Saturday, January 5, 2008

2007 Yılına Ait Ba Ve Bs Formlarının Verilme Zamanı Ve Bildirim Haddi

2007 Yılına Ait Ba Ve Bs Formlarının Verilme Zamanı Ve Bildirim Haddi
Emsal Özcan - Yeminli Mali Müşavir - 01 Mayıs 2008 Perşembe -İstanbul
I- 2007 Yılına Ait Ba, Bs Formlarının Verilme Zamanı ve Bildirim Haddi
A-Verilme Zamanı
06.02.2008 günlü Vergi Usul Kanununun 32 Nolu Sirküleri gereğince 29 Şubat 2008 tarihine kadar verilmesi gereken 2007 dönemine ilişkin "Form Ba" ve "Form Bs" bildirimlerinin verilme süresi 05 Haziran 2008 tarihine kadar uzatılmıştır.
B-Bildirim Haddi
Bir kişi veya kurumdan yapılan katma değer vergisi hariç 30.000 YTL ve üzerindeki mal ve hizmet alımları, "Mal ve Hizmet Alımlarına İlişkin Bildirim Formu (Form Ba)" ile; bir kişi veya kuruma yapılan katma değer vergisi hariç 30.000 YTL ve üzerindeki mal ve hizmet satışları ise "Mal ve Hizmet Satışlarına İlişkin Bildirim Formu (Form Bs)" ile bildirecektir.
II- 2008 Yılına Ait Ba, Bs Formlarının Verilme Zamanı ve Bildirim Haddi
A-Verilme Zamanı
381 Sıra Nolu Vergi Usul Kanunu Genel Tebliği gereğince;
a-2008 Ocak Şubat ve Mart Dönemine Ait Özel Uygulama
2008 yılına mahsus olmak üzere Ocak, Şubat ve Mart dönemlerine ilişkin olarak ayrı ayrı düzenlenen Ba ve Bs bildirim formları, 2008 yılı Nisan ayının 5 nci gününden itibaren Haziran ayının 5 nci günü akşamına kadar verilecektir.
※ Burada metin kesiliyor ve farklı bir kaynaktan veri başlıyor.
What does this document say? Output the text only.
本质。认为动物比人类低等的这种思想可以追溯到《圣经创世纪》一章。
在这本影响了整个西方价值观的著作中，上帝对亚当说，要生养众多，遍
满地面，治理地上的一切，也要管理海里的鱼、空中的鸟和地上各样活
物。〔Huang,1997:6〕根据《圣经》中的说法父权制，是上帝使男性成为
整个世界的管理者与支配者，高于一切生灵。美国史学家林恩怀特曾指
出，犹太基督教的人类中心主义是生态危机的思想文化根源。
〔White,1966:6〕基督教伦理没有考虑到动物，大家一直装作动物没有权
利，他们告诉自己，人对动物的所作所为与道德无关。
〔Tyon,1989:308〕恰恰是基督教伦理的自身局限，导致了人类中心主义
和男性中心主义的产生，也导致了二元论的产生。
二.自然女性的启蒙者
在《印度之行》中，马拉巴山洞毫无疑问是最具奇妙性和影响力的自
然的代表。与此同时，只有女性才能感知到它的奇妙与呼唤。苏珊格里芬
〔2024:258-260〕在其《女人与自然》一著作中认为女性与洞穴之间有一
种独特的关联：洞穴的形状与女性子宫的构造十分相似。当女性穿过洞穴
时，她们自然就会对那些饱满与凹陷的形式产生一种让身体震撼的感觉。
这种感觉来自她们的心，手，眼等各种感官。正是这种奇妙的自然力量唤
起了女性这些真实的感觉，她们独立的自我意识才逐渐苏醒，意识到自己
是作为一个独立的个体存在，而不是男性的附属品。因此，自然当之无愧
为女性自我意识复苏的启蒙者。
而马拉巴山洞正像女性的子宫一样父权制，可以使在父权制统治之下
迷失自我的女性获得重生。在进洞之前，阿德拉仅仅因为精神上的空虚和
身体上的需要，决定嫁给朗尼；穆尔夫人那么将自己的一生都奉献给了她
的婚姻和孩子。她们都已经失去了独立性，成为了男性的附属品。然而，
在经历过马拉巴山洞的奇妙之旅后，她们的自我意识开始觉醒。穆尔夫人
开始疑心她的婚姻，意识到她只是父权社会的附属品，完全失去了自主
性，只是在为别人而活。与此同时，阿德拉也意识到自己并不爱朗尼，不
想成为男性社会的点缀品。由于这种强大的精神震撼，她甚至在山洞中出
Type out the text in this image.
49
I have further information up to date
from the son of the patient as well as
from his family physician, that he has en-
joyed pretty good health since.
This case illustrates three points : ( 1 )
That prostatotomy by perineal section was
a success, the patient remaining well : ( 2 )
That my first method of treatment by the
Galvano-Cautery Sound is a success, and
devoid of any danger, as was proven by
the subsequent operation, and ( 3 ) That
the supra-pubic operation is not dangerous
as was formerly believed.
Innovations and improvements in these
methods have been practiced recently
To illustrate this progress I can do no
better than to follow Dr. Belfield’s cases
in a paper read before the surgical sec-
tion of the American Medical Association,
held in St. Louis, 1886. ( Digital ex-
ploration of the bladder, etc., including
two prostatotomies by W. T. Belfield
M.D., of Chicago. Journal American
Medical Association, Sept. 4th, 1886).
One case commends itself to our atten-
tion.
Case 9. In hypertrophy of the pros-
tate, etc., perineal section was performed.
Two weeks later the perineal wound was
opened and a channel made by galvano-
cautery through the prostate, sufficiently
Söz konusu dönemlere ilişkin Ba ve Bs bildirim formları mükelleflerin istemeleri halinde Nisan ayının 5 nci günü beklenilmeden aylık dönemler itibariyle verilebilir.
b-2008 Diğer Dönemlerine Ait Ba, Bs Formlarının Verilme Zamanı
Nisan dönemi ve müteakip dönemlere ilişkin bildirim formları ise aylık dönemler halinde düzenlenerek, takip eden ayın 5 nci gününden itibaren bir sonraki ayın 5 nci günü akşamına kadar verilecektir. Örneğin, 2008 Nisan ayına ait Ba, Bs formları 2008 Mayıs ayının 5 nci gününden 2008 Haziran ayının 5 nci günü akşamına kadar verilebilecektir.
B-Bildirim Haddi
2008 yılı ve takip eden yıllara ilişkin mükelleflerin mal ve hizmet alımları ile mal ve hizmet satışlarına uygulanacak had 8.000 YTL’dir.
Buna göre, bir kişi veya kurumdan katma değer vergisi hariç 8.000 YTL ve üzerindeki mal ve hizmet alımları, "Mal ve Hizmet Alımlarına İlişkin Bildirim Formu (Form Ba)" ile; bir kişi veya kuruma katma değer vergisi hariç 8.000 YTL ve üzerindeki mal ve hizmet satışları ise "Mal ve Hizmet Satışlarına İlişkin Bildirim Formu (Form Bs)" ile bildirilecektir.
Limitin altında kalan alış ve satış bedelleri toplamı ise "Diğer Mal ve Hizmet Bedeli Toplamı" ( Tablo III ) bölümüne yazılacaktır (Ödeme kaydedici cihazlar kullanılmak suretiyle yapılan satışların toplamı KDV hariç tutarlar olarak Tablo III'e dahil edilecektir).
Bildirim verme yükümlülüğünde olan, ancak, tüm alış ve satışları belirtilen hadlerin altında kalan mükellefler, söz konusu formları Tablo II dışındaki tüm bilgileri doldurmak suretiyle vermek zorundadırlar. Bu bildirimlerinde limit altında olan tüm alışları için Ba formunun, limit altında olan tüm satışları için de Bs formunun Tablo III bölümünde yer alan "Diğer Mal ve Hizmet Bedeli Toplamı" alanları doldurulacaktır.

18 Ocak 2008 Cuma

Nasıl daha az otomobil vergisi ödersiniz?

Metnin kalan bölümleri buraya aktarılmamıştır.